Causes of Increased Governmental Expenditures
Growth and Movement of Population
As 1930 draws toward a close, states and cities whose fiscal year coincides with the calendar year are estimating their budget needs for 1931. And the prospect almost everywhere is for a continued increase of expenditures, with corresponding increases in the burden of taxation. It is reported that New York City's 1931 budget will exceed $600,000,000, which is 30 million dollars more than the 1930 figure. In Illinois the legislature in special session has passed a series of bills to relieve the financial distress of Chicago and Cook County, including one authorizing a referendum at the November election on the adoption of a state income tax. In Philadelphia the question is “not so much whether there will be an increase in next year's tax rate, as how much the increase will be.”

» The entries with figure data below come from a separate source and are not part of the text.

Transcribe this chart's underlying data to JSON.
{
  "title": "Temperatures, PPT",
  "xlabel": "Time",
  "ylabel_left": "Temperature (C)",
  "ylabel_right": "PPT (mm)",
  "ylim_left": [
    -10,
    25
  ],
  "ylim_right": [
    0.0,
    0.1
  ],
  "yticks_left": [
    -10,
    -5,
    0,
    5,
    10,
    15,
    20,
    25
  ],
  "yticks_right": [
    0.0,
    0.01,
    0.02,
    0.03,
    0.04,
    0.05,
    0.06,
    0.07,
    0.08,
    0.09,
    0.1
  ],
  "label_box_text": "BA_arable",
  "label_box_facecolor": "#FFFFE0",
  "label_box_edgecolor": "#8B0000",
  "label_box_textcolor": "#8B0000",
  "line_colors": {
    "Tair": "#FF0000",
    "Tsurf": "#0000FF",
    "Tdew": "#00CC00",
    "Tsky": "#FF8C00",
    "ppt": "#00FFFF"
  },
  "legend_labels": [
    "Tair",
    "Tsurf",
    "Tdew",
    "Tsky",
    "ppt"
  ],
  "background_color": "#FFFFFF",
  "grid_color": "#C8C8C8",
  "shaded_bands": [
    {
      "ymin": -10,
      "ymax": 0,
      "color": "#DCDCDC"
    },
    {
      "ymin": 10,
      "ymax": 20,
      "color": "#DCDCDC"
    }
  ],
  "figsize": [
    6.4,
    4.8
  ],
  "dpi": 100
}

In many states the cost of government shows a striking increase. So perplexing, in fact, is the financial situation in the states that new sources of state revenue were seriously discussed by the governors at their recent conference at Salt Lake City, Figures recently published by the Department of Agriculture show that taxes on farm property have increased by 163 per cent since 1914, and by 70 per cent since 1920. While taxes have been rising land values have been falling. Between 1920 and 1930 the value of farm lands per acre felt by 32 per cent for the country as a whole. In the cities there is growing opposition to the increase of taxes on real estate. At the same time, real estate values have declined, as an accompaniment of the 1930 depression, so that heavier assessments, it is feared, will be inadequate to meet the growing cost of government.
Increasing Costs in the Face of Depression
Meanwhile, the forces making for increased state and local taxation have gathered such momentum that industrial depressions have little effect upon them. This was the experience during the depression of 1920–21. From 1919 to 1922 the ordinary expenses (including interest) of cities having a population of over 30,000 increased from $28.19 per capita to $41.42, capital outlays increased from $7,38 to $15.95, and property taxes rose from $23.13 to $34.54 per capita. Today it is doubted whether the forces making for greater state and local expenditures can be checked even by the severest economic depression.